Il se forme chez Anton Chladek, peintre de miniatures, de portraits et d'icônes, et, à partir de 1853, exécute le décor de l'église d'Agapia, (1858-1860). Il se rend en 1861 à Paris, où il travaille dans l'atelier de Sébastien Cornu, puis à Barbizon et à Marlotte, et ne rentre à Bucarest qu'en 1869. Il participe en 1867 à l'Exposition universelle de Paris, en 1868 à l'exposition des peintres de Fontainebleau. Il prend position contre l'enseignement académique et introduit en Roumanie la peinture de plein air et l'art indépendant.
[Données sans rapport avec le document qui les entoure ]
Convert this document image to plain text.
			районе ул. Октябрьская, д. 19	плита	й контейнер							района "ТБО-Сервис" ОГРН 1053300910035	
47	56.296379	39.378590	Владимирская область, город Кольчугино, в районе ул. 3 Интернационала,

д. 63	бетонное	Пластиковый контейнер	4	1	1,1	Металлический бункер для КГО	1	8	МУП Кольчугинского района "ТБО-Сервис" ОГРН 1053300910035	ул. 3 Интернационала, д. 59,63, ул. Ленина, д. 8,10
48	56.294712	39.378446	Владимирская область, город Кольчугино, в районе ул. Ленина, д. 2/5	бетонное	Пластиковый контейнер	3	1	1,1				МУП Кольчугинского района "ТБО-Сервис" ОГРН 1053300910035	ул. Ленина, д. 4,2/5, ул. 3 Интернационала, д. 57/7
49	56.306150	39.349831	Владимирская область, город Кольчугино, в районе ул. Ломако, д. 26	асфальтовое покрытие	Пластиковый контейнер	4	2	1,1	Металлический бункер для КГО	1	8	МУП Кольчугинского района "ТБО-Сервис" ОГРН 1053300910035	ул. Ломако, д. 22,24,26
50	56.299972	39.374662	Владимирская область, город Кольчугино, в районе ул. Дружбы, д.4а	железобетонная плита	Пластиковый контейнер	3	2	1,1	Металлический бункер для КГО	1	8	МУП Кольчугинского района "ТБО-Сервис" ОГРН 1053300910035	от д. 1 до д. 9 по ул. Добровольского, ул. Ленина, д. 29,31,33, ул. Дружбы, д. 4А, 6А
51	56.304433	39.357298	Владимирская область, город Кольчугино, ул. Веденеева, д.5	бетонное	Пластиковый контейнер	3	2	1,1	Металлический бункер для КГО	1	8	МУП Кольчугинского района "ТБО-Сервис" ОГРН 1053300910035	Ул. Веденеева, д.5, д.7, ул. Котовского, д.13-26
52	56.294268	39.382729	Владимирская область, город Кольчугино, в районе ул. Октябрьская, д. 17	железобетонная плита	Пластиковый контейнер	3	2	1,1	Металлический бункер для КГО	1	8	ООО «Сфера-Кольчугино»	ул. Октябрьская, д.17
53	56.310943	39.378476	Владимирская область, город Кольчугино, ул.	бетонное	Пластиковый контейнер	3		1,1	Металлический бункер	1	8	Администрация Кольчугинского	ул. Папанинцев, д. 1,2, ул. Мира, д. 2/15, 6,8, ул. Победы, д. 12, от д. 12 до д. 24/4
   Après un voyage en Italie (1873-74), il s'établit pour quelques mois à Bacău, en Moldavie (1874), où il peint plusieurs portraits de Juifs qui comptent parmi ses meilleures toiles. En 1876-77, de nouveau en France, il rencontre les impressionnistes et éclaircit sa palette tout en confirmant son goût pour l'expression spontanée de ses sensations visuelles.

   La guerre d'indépendance contre les Turcs (1877-78), à laquelle il participa, fit de Grigoresco non pas un peintre militaire, mais un témoin de la souffrance humaine, qu'il dépeint avec une saisissante et profonde vérité. De 1879 à 1886, il revint à plusieurs reprises en France, peignit en Bretagne et les bord de la Seine. Il s'établit en 1887 définitivement en Roumanie, dont les paysages continuèrent à lui offrir d'innombrables motifs.

   Les années 1880 marquent le sommet de sa production. Sa technique s'élargit et se simplifie : pâtres et Bohémiens sont brossés dans une pâte souple et large alliée à des couleurs intenses (Fillette à la cruche, Bucarest, G. N. ; Char à bœufs, musée Simu). Vers 1900, ses couleurs s'estompent dans une gamme de camaïeux vibrants et subtilement nuancés, les proportions de ses personnages s'allongent, ses compositions s'organisent selon une ordonnance décorative où une sorte de symbolisme personnel se fait jour (la Rêveuse, musée Simu). Ses tableaux figurent principalement au musée de Bucarest. Un musée Grigoresco est installé dans la dernière demeure de l'artiste, à Campina.